Published: Sep 6, 2010 00:46 Updated: Sep 6, 2010 00:46 

DUBAI: Bahrain's King Hamad bin Isa Al-Khalifa gave a national address on 
Sunday to decry "strife, aggression and terrorism" and announced plans for 
greater government monitoring of "religious forums" - an apparent reference to 
preachers and others who seek to challenge the government.

"We hope and expect that everyone will stand firm to protect this nation from 
strife and evils in the face of violence and terrorism in all its forms," he 

A day earlier, state media released the photographs of 23 Shiites - ranging 
from opposition figures to professors and taxi drivers - accused of conspiring 
to overthrow the government. They include opposition leader Abdul-Jalil 
Al-Singace, whose arrest on Aug. 13 marked the first salvo by the government. 
Since then, the government has steadily ramped up the pressure.

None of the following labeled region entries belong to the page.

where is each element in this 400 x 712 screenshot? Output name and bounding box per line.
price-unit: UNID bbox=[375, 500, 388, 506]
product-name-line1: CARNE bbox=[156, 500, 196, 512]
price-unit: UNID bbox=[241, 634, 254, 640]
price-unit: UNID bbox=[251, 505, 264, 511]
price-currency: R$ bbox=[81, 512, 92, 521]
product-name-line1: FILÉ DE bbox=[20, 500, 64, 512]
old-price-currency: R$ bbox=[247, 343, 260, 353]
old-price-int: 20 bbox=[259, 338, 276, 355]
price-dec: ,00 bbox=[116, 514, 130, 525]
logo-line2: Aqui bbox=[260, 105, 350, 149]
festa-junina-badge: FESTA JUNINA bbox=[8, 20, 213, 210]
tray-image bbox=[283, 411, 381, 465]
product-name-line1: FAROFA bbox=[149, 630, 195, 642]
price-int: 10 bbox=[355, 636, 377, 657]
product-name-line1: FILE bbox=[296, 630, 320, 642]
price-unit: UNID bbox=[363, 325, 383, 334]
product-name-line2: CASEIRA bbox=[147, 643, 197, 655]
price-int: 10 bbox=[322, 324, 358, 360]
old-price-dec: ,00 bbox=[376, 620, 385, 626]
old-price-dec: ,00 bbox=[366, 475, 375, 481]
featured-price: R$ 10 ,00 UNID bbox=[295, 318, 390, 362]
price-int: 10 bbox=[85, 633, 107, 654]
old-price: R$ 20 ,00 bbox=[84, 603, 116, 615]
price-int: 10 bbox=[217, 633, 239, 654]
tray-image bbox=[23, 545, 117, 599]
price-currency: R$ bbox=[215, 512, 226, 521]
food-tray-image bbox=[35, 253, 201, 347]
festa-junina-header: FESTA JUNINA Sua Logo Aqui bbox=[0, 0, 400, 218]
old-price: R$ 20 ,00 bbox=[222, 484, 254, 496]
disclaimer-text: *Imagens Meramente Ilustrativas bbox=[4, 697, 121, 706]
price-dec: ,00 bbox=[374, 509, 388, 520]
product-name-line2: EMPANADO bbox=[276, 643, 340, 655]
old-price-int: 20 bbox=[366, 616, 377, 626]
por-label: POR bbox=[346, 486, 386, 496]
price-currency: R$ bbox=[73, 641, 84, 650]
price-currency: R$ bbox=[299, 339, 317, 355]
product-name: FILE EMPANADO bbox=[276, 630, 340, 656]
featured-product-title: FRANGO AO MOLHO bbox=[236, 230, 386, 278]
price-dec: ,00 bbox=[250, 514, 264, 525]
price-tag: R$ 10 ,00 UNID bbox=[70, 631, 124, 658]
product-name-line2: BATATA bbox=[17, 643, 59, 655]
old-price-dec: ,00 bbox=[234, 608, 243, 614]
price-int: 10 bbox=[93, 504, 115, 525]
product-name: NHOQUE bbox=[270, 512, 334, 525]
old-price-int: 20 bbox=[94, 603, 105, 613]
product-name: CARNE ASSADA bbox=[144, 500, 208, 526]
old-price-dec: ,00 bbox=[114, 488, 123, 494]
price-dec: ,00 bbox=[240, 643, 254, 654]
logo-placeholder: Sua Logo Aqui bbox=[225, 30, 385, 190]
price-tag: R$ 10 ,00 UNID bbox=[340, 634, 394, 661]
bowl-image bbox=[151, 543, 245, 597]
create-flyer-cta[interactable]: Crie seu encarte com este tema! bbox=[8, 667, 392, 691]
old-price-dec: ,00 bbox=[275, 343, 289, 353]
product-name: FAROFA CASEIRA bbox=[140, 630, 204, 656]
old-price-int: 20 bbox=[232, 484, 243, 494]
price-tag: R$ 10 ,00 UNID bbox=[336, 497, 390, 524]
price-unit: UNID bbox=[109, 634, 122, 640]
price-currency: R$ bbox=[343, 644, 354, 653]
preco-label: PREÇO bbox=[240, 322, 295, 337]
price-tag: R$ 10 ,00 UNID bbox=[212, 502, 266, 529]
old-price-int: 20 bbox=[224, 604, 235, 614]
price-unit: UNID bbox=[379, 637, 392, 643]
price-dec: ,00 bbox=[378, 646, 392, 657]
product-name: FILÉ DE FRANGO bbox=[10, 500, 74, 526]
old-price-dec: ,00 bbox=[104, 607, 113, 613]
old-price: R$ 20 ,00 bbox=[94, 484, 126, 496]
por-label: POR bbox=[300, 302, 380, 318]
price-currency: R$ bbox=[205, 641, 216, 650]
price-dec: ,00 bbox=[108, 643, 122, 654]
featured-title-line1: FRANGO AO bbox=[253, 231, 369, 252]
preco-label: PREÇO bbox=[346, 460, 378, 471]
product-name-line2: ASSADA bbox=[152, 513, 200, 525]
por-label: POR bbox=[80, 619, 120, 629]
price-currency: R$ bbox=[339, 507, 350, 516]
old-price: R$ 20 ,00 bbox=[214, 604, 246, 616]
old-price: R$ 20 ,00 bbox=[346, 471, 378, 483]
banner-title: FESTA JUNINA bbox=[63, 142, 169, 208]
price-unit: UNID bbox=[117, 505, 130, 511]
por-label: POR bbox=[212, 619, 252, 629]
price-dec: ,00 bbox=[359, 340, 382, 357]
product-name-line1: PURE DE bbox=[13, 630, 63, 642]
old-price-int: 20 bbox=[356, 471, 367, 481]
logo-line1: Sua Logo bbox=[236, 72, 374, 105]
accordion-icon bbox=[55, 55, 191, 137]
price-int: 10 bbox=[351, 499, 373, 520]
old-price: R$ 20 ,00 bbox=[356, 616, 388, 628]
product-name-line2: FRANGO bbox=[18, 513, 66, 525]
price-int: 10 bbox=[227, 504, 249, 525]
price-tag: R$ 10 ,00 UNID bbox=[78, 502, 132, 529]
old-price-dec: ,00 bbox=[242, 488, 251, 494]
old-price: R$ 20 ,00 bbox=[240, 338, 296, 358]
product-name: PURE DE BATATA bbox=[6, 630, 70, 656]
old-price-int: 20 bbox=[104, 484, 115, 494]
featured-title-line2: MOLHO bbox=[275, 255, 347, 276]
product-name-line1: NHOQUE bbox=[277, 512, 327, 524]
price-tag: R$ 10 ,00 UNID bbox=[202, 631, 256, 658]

Rights groups say more than 250 people have been detained. The backlash spilled 
onto the streets with gangs and police clashing on opposite sides of barricades 
of burning tires.

On Saturday, officials said the 23 detained activists were part of a plot to 
overthrow the government of this Gulf kingdom - a Western ally and homeport for 
the US Navy's Fifth Fleet.

"This sophisticated terrorist network with operations inside and outside 
Bahrain has undertaken and planned a systematic and layered campaign of 
violence and subversion aimed squarely at undermining the national security of 
Bahrain," said a statement by public prosecution official Abdul-Rahman Al-Sayed 
after the arrests were announced Saturday.

No details of the coup plot have been made public.

The clampdown comes ahead of Oct. 23 elections for Parliament, where Shiites 
currently have 17 of the 40 seats and could make a bid for a majority in the 
upcoming balloting.

The confrontation also showcases Bahrain's role as the centerpiece for Gulf 
concerns about Iran. Some Gulf countries harbor suspicions about Iran's effort 
to expand its regional clout. Yet only Bahrain has a sizable Shiite population 
that is seen as a possible beachhead for Iran on the Arab side of the Gulf.

Hard-liners in Iran have often described Bahrain as Iran's "14th Province." But 
no clear evidence has emerged of Iranian aid to the opposition groups in 
Bahrain, and Bahrain's leadership issued a statement last week distancing 
itself from any accusations toward Iran.

Shadi Hamid, a Gulf affairs researcher at the Brookings Doha Center in Qatar, 
said: "There is more and more concern about Iranian influence even if it can be 
proven or not."

Iranian President Mahmoud Ahmadinejad made a short visit Sunday to Qatar, the 
only Gulf state that has welcomed him since Iran's disputed presidential 
election last year. At a news conference with Qatar's leader, Ahmadinejad said 
they agreed on the need for reconciliation and cooperation between Iran and its 
neighbors, but Bahrain's unrest was not specifically mentioned.